Most people think the words “affordable” and “Jaguar” don’t go together. They’re wrong. The entry-level Jaguar XE is an excellent example of how good affordable luxury can be. Like the ATS above, the XE is a competitor with the 3 Series and Mercedes-Benz CLA, but arguably looks better than all of them. The base trim offers a turbocharged 2.0-liter four-cylinder with 247 horsepower, but the supercharged 3.0-liter making 340 horsepower is more fun. Four and six cylinder engines and optional all-wheel-drive are standard for this class, but with Jaguar’s uniquely British exhaust note, you won’t mistake this for a Lexus. The interior is very nicely done, perfectly blending luxury and sporty themes. The “sport” button on the eight-speed automatic actually works, holding revs and quickening shifts. The XE is a blast to drive hard.

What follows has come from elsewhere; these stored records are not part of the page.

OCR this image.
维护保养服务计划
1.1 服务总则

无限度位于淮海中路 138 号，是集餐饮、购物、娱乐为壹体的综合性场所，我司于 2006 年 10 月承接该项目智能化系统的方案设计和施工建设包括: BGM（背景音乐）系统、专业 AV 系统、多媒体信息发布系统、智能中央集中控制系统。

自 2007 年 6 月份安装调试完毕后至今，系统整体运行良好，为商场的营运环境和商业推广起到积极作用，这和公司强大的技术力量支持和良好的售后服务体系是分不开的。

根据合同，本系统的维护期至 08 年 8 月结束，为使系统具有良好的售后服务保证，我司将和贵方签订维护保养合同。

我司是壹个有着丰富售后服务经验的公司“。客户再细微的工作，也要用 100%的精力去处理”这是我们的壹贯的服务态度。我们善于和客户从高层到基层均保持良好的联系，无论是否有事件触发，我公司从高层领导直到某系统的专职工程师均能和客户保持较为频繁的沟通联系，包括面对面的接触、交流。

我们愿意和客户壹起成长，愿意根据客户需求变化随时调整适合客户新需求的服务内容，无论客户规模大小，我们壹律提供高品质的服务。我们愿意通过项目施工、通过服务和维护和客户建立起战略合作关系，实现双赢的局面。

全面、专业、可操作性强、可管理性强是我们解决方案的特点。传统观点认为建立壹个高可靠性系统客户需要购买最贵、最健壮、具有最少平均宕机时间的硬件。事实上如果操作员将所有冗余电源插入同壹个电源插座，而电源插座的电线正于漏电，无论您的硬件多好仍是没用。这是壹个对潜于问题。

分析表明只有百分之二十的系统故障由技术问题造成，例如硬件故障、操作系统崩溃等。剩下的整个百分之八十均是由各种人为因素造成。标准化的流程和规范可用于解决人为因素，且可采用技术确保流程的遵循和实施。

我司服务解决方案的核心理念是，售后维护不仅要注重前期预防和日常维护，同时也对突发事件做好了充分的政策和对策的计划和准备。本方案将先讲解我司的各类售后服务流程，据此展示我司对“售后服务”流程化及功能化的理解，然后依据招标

The most fun to drive subcompact crossover is also one of the most unnoticed. Mazda is well known for adding “zoom zoom” personality to all their vehicles. From the outward visibility, to the steering feel, comfortable seats, and responsive handling, the CX-3 is a reviewer favorite and multiple award winner. The exterior looks like a more edgy Subaru, and the interior has an upscale and sporty interior design, like what you would expect to see in a Mini Cooper S. Under the hood is Mazda’s spelling-challenged SKYACTIV 2.0-liter four-cylinder making 146 horsepower. If you need fuel efficiency and all-wheel drive capability, the CX-3 is hard to beat, with 32 MPG highway. While small, it’s big on safety, with five stars from the NHTSA.